Conservative op-ed writer David Brooks defended the decision to being Bergdahl home: “It doesn’t matter if Bergdahl had deserted his post or not. It doesn’t matter if he is a confused young man who said insulting and shameful things about his country and his Army. The debt we owe to fellow Americans is not based on individual merit. It is based on citizenship, and loyalty to the national community we all share.”
Talking Points Memo reported on Oliver North’s criticism of “negotiating with terrorists” to secure Bergdahl’s release. This would be the same Oliver North involved in selling weapons to the mullahs in Iran and using the money to fund terrorism against the elected government of Nicaragua. Cousin Ray reminded me “one man’s terrorist is another man’s freedom fighter.”
A website that specializes in man-bites-dog news reports that Sandy Hook Shooting “truther” Wolfgang Halbig, an ex-policeman and Jeb Bush appointee to a Florida school safety commission, has raised over $20,000 off GoFundMe that he claims will go for public records requests to prove the massacre never happened and the distraught parents were professional actors paid by the government.

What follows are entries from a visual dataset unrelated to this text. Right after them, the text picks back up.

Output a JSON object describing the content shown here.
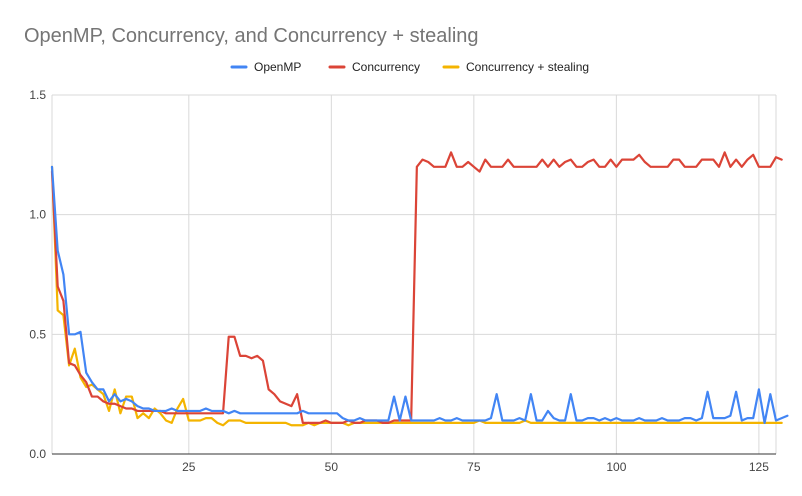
{
  "chart_data": {
    "type": "line",
    "title": "OpenMP, Concurrency, and Concurrency + stealing",
    "xlabel": "",
    "ylabel": "",
    "xlim": [
      1,
      128
    ],
    "ylim": [
      0,
      1.5
    ],
    "x_ticks": [
      25,
      50,
      75,
      100,
      125
    ],
    "x_tick_labels": [
      "25",
      "50",
      "75",
      "100",
      "125"
    ],
    "y_ticks": [
      0,
      0.5,
      1,
      1.5
    ],
    "y_tick_labels": [
      "0.0",
      "0.5",
      "1.0",
      "1.5"
    ],
    "grid": true,
    "legend_position": "top",
    "series": [
      {
        "name": "OpenMP",
        "color": "#4285f4",
        "values": [
          1.2,
          0.85,
          0.75,
          0.5,
          0.5,
          0.51,
          0.34,
          0.3,
          0.27,
          0.27,
          0.22,
          0.25,
          0.22,
          0.23,
          0.22,
          0.2,
          0.19,
          0.19,
          0.18,
          0.18,
          0.18,
          0.19,
          0.18,
          0.18,
          0.18,
          0.18,
          0.18,
          0.19,
          0.18,
          0.18,
          0.18,
          0.17,
          0.18,
          0.17,
          0.17,
          0.17,
          0.17,
          0.17,
          0.17,
          0.17,
          0.17,
          0.17,
          0.17,
          0.17,
          0.18,
          0.17,
          0.17,
          0.17,
          0.17,
          0.17,
          0.17,
          0.15,
          0.14,
          0.14,
          0.15,
          0.14,
          0.14,
          0.14,
          0.14,
          0.14,
          0.24,
          0.14,
          0.24,
          0.14,
          0.14,
          0.14,
          0.14,
          0.14,
          0.15,
          0.14,
          0.14,
          0.15,
          0.14,
          0.14,
          0.14,
          0.14,
          0.14,
          0.15,
          0.25,
          0.14,
          0.14,
          0.14,
          0.15,
          0.14,
          0.25,
          0.14,
          0.14,
          0.18,
          0.15,
          0.14,
          0.14,
          0.25,
          0.14,
          0.14,
          0.15,
          0.15,
          0.14,
          0.15,
          0.14,
          0.15,
          0.14,
          0.14,
          0.14,
          0.15,
          0.14,
          0.14,
          0.14,
          0.15,
          0.14,
          0.14,
          0.14,
          0.15,
          0.15,
          0.14,
          0.15,
          0.26,
          0.15,
          0.15,
          0.15,
          0.16,
          0.26,
          0.14,
          0.15,
          0.15,
          0.27,
          0.13,
          0.25,
          0.14,
          0.15,
          0.16
        ]
      },
      {
        "name": "Concurrency",
        "color": "#db4437",
        "values": [
          1.18,
          0.7,
          0.64,
          0.38,
          0.37,
          0.33,
          0.3,
          0.24,
          0.24,
          0.22,
          0.21,
          0.21,
          0.2,
          0.19,
          0.19,
          0.18,
          0.18,
          0.18,
          0.18,
          0.18,
          0.17,
          0.17,
          0.17,
          0.17,
          0.17,
          0.17,
          0.17,
          0.17,
          0.17,
          0.17,
          0.17,
          0.49,
          0.49,
          0.41,
          0.41,
          0.4,
          0.41,
          0.39,
          0.27,
          0.25,
          0.22,
          0.21,
          0.2,
          0.25,
          0.13,
          0.13,
          0.13,
          0.13,
          0.14,
          0.13,
          0.13,
          0.13,
          0.14,
          0.13,
          0.13,
          0.14,
          0.14,
          0.14,
          0.13,
          0.13,
          0.14,
          0.14,
          0.14,
          0.14,
          1.2,
          1.23,
          1.22,
          1.2,
          1.2,
          1.2,
          1.26,
          1.2,
          1.2,
          1.22,
          1.2,
          1.18,
          1.23,
          1.2,
          1.2,
          1.2,
          1.23,
          1.2,
          1.2,
          1.2,
          1.2,
          1.2,
          1.23,
          1.2,
          1.23,
          1.2,
          1.22,
          1.23,
          1.2,
          1.2,
          1.22,
          1.23,
          1.2,
          1.2,
          1.23,
          1.2,
          1.23,
          1.23,
          1.23,
          1.25,
          1.22,
          1.2,
          1.2,
          1.2,
          1.2,
          1.23,
          1.23,
          1.2,
          1.2,
          1.2,
          1.23,
          1.23,
          1.23,
          1.2,
          1.26,
          1.2,
          1.23,
          1.2,
          1.23,
          1.25,
          1.2,
          1.2,
          1.2,
          1.24,
          1.23
        ]
      },
      {
        "name": "Concurrency + stealing",
        "color": "#f4b400",
        "values": [
          1.2,
          0.6,
          0.58,
          0.37,
          0.44,
          0.32,
          0.28,
          0.29,
          0.27,
          0.25,
          0.18,
          0.27,
          0.17,
          0.24,
          0.24,
          0.15,
          0.17,
          0.15,
          0.19,
          0.17,
          0.14,
          0.13,
          0.19,
          0.23,
          0.14,
          0.14,
          0.14,
          0.15,
          0.15,
          0.13,
          0.12,
          0.14,
          0.14,
          0.14,
          0.13,
          0.13,
          0.13,
          0.13,
          0.13,
          0.13,
          0.13,
          0.13,
          0.12,
          0.12,
          0.12,
          0.13,
          0.12,
          0.13,
          0.13,
          0.13,
          0.13,
          0.13,
          0.12,
          0.13,
          0.13,
          0.13,
          0.13,
          0.13,
          0.13,
          0.13,
          0.13,
          0.13,
          0.13,
          0.13,
          0.13,
          0.13,
          0.13,
          0.13,
          0.13,
          0.13,
          0.13,
          0.13,
          0.13,
          0.13,
          0.13,
          0.14,
          0.13,
          0.13,
          0.13,
          0.13,
          0.13,
          0.13,
          0.13,
          0.14,
          0.13,
          0.13,
          0.13,
          0.13,
          0.13,
          0.13,
          0.13,
          0.13,
          0.13,
          0.13,
          0.13,
          0.13,
          0.13,
          0.13,
          0.13,
          0.13,
          0.13,
          0.13,
          0.13,
          0.13,
          0.13,
          0.13,
          0.13,
          0.13,
          0.13,
          0.13,
          0.13,
          0.13,
          0.13,
          0.13,
          0.13,
          0.13,
          0.13,
          0.13,
          0.13,
          0.13,
          0.13,
          0.13,
          0.13,
          0.13,
          0.13,
          0.13,
          0.13,
          0.13,
          0.13
        ]
      }
    ]
  }
}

Elsewhere on the lunatic front, the Texas GOP has adopted a platform statement endorsing psychological “therapy” to convert homosexuals to heterosexuals in the face of all studies to date showing such “therapy” to be both ineffective and unsafe. “Our Texas friends assume this would not harm anybody important,” Cousin Ray said, “and I guess the Log Cabin Republicans don’t count in the land of Ted Cruz.”

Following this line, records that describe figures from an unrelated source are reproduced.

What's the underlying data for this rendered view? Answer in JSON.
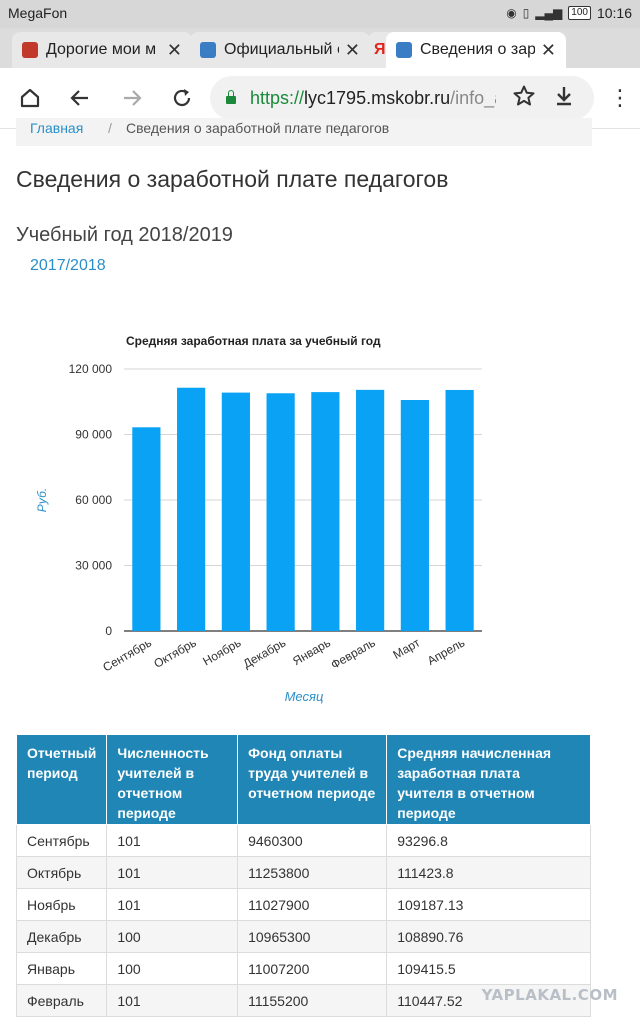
{
  "status_bar": {
    "carrier": "MegaFon",
    "time": "10:16",
    "battery": "100"
  },
  "tabs": [
    {
      "title": "Дорогие мои м",
      "active": false
    },
    {
      "title": "Официальный с",
      "active": false
    },
    {
      "title": "Я",
      "active": false
    },
    {
      "title": "Сведения о зар",
      "active": true
    }
  ],
  "toolbar": {
    "url_scheme": "https://",
    "url_host": "lyc1795.mskobr.ru",
    "url_path": "/info_a"
  },
  "breadcrumb": {
    "home": "Главная",
    "separator": "/",
    "current": "Сведения о заработной плате педагогов"
  },
  "page": {
    "title": "Сведения о заработной плате педагогов",
    "year_current": "Учебный год 2018/2019",
    "year_prev_link": "2017/2018"
  },
  "chart_data": {
    "type": "bar",
    "title": "Средняя заработная плата за учебный год",
    "xlabel": "Месяц",
    "ylabel": "Руб.",
    "categories": [
      "Сентябрь",
      "Октябрь",
      "Ноябрь",
      "Декабрь",
      "Январь",
      "Февраль",
      "Март",
      "Апрель"
    ],
    "values": [
      93296.8,
      111423.8,
      109187.13,
      108890.76,
      109415.5,
      110447.52,
      105800,
      110400
    ],
    "ylim": [
      0,
      120000
    ],
    "yticks": [
      0,
      30000,
      60000,
      90000,
      120000
    ],
    "ytick_labels": [
      "0",
      "30 000",
      "60 000",
      "90 000",
      "120 000"
    ],
    "bar_color": "#0aa2f5",
    "grid": true
  },
  "table": {
    "headers": [
      "Отчетный период",
      "Численность учителей в отчетном периоде",
      "Фонд оплаты труда учителей в отчетном периоде",
      "Средняя начисленная заработная плата учителя в отчетном периоде"
    ],
    "rows": [
      [
        "Сентябрь",
        "101",
        "9460300",
        "93296.8"
      ],
      [
        "Октябрь",
        "101",
        "11253800",
        "111423.8"
      ],
      [
        "Ноябрь",
        "101",
        "11027900",
        "109187.13"
      ],
      [
        "Декабрь",
        "100",
        "10965300",
        "108890.76"
      ],
      [
        "Январь",
        "100",
        "11007200",
        "109415.5"
      ],
      [
        "Февраль",
        "101",
        "11155200",
        "110447.52"
      ]
    ]
  },
  "watermark": "YAPLAKAL.COM",
  "colors": {
    "link": "#2a8fc9",
    "table_header": "#1f86b6",
    "secure_green": "#1a8a3a"
  }
}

The New York Times reprinted a rare color photo of the Rosie the Riveter genre, showing 18-year-old Norma Jeane Dougherty holding the propeller of a drone she worked 10 hours a day for $20 a week assembling. That use of expensive color film was authorized by Captain Ronald Reagan. Ms. Dougherty later changed her name to Marilyn Monroe.

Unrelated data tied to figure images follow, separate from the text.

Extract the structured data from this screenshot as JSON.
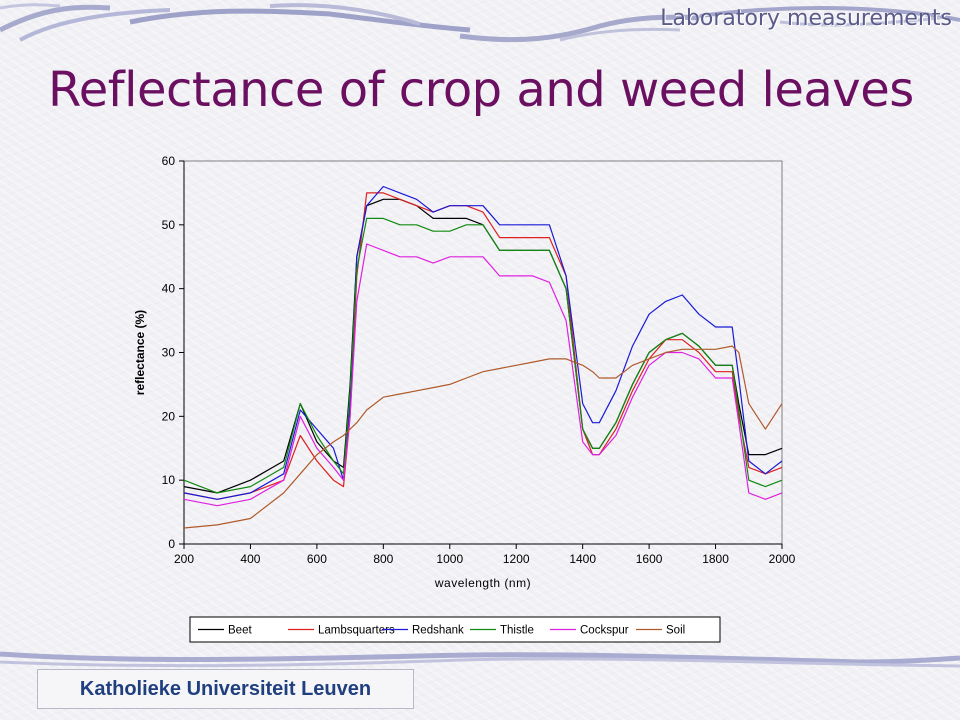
{
  "header": {
    "section_label": "Laboratory measurements"
  },
  "slide": {
    "title": "Reflectance of crop and weed leaves"
  },
  "footer": {
    "institution": "Katholieke Universiteit Leuven"
  },
  "chart_data": {
    "type": "line",
    "title": "",
    "xlabel": "wavelength (nm)",
    "ylabel": "reflectance (%)",
    "xlim": [
      200,
      2000
    ],
    "ylim": [
      0,
      60
    ],
    "xticks": [
      200,
      400,
      600,
      800,
      1000,
      1200,
      1400,
      1600,
      1800,
      2000
    ],
    "yticks": [
      0,
      10,
      20,
      30,
      40,
      50,
      60
    ],
    "grid": false,
    "legend_position": "bottom",
    "x": [
      200,
      300,
      400,
      500,
      550,
      600,
      650,
      680,
      700,
      720,
      750,
      800,
      850,
      900,
      950,
      1000,
      1050,
      1100,
      1150,
      1200,
      1250,
      1300,
      1350,
      1400,
      1430,
      1450,
      1500,
      1550,
      1600,
      1650,
      1700,
      1750,
      1800,
      1850,
      1870,
      1900,
      1950,
      2000
    ],
    "series": [
      {
        "name": "Beet",
        "color": "#000000",
        "values": [
          9,
          8,
          10,
          13,
          22,
          16,
          13,
          12,
          25,
          45,
          53,
          54,
          54,
          53,
          51,
          51,
          51,
          50,
          46,
          46,
          46,
          46,
          40,
          18,
          15,
          15,
          19,
          25,
          30,
          32,
          33,
          31,
          28,
          28,
          22,
          14,
          14,
          15
        ]
      },
      {
        "name": "Lambsquarters",
        "color": "#dd2020",
        "values": [
          8,
          7,
          8,
          10,
          17,
          13,
          10,
          9,
          20,
          42,
          55,
          55,
          54,
          53,
          52,
          53,
          53,
          52,
          48,
          48,
          48,
          48,
          42,
          18,
          14,
          14,
          18,
          24,
          29,
          32,
          32,
          30,
          27,
          27,
          20,
          12,
          11,
          12
        ]
      },
      {
        "name": "Redshank",
        "color": "#1a1ad8",
        "values": [
          8,
          7,
          8,
          11,
          21,
          18,
          15,
          10,
          22,
          45,
          53,
          56,
          55,
          54,
          52,
          53,
          53,
          53,
          50,
          50,
          50,
          50,
          42,
          22,
          19,
          19,
          24,
          31,
          36,
          38,
          39,
          36,
          34,
          34,
          26,
          13,
          11,
          13
        ]
      },
      {
        "name": "Thistle",
        "color": "#108a10",
        "values": [
          10,
          8,
          9,
          12,
          22,
          17,
          13,
          11,
          24,
          43,
          51,
          51,
          50,
          50,
          49,
          49,
          50,
          50,
          46,
          46,
          46,
          46,
          40,
          18,
          15,
          15,
          19,
          25,
          30,
          32,
          33,
          31,
          28,
          28,
          21,
          10,
          9,
          10
        ]
      },
      {
        "name": "Cockspur",
        "color": "#e020e0",
        "values": [
          7,
          6,
          7,
          10,
          20,
          15,
          12,
          10,
          20,
          38,
          47,
          46,
          45,
          45,
          44,
          45,
          45,
          45,
          42,
          42,
          42,
          41,
          35,
          16,
          14,
          14,
          17,
          23,
          28,
          30,
          30,
          29,
          26,
          26,
          19,
          8,
          7,
          8
        ]
      },
      {
        "name": "Soil",
        "color": "#b05a2a",
        "values": [
          2.5,
          3,
          4,
          8,
          11,
          14,
          16,
          17,
          18,
          19,
          21,
          23,
          23.5,
          24,
          24.5,
          25,
          26,
          27,
          27.5,
          28,
          28.5,
          29,
          29,
          28,
          27,
          26,
          26,
          28,
          29,
          30,
          30.5,
          30.5,
          30.5,
          31,
          30,
          22,
          18,
          22
        ]
      }
    ]
  }
}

Jennifer Lee posted an article on History News Network that explained why so many young people take feminist positions but reject the label: the same historical memory hole that has swallowed so much Indian history. We oldsters remember employment ads segregated by sex, women unable to get credit without a male co-signer, women denied admission to technical schools, and our grandmothers denied the right to vote. Younger people remember none of these things, which reside in the same memory hole as Wounded Knee, Sand Creek, Custer at the Washita, and treaties in the shredder.
General Abdel Fattah el-Sisi won election as President of Egypt by 97 per cent of the vote. “Proving,” Cousin Ray snarked, “that guns move elections just as well as money.”
The Daily Beast reported on the flood of loot from grave robbing since Egypt’s revolution showing up on E-Bay, leading the Egyptian government to start a “repatriation team” to search E-Bay daily for looted antiquities. “If the repatriation movement in the US is any guide,” Cousin Ray suggested, “success will be spotty.”
The Washington Post reported that the sale of a Civil War soldier’s skull found near the battlefield at Gettysburg is causing controversy for The Estate Auction Company of Pennsylvania. “Whether you can rob a grave,” Cousin Ray growled, “has always depended on the race of the occupant.”
The New York Times remembrance of Marine Corporal Chester Nez, the last of the original code talkers, contained the text of the first message he sent in combat: “Anaai (Enemy) naatsosi (Japanese) beeldooh alhaa dildoni (machine gun) nishnaajigo nahdikadgo (on your right flank). Diiltaah (Destroy).” Also his memories of having his mouth washed out with “a bitter, brown soap” for speaking Navajo, of the Nez family sheep being slaughtered by the government, of not being allowed to vote, of leaving the University of Kansas when his GI Bill money ran out. The code talkers called America “ne-he-mah (our mother).” Cousin Ray observed that she was a harsh mother.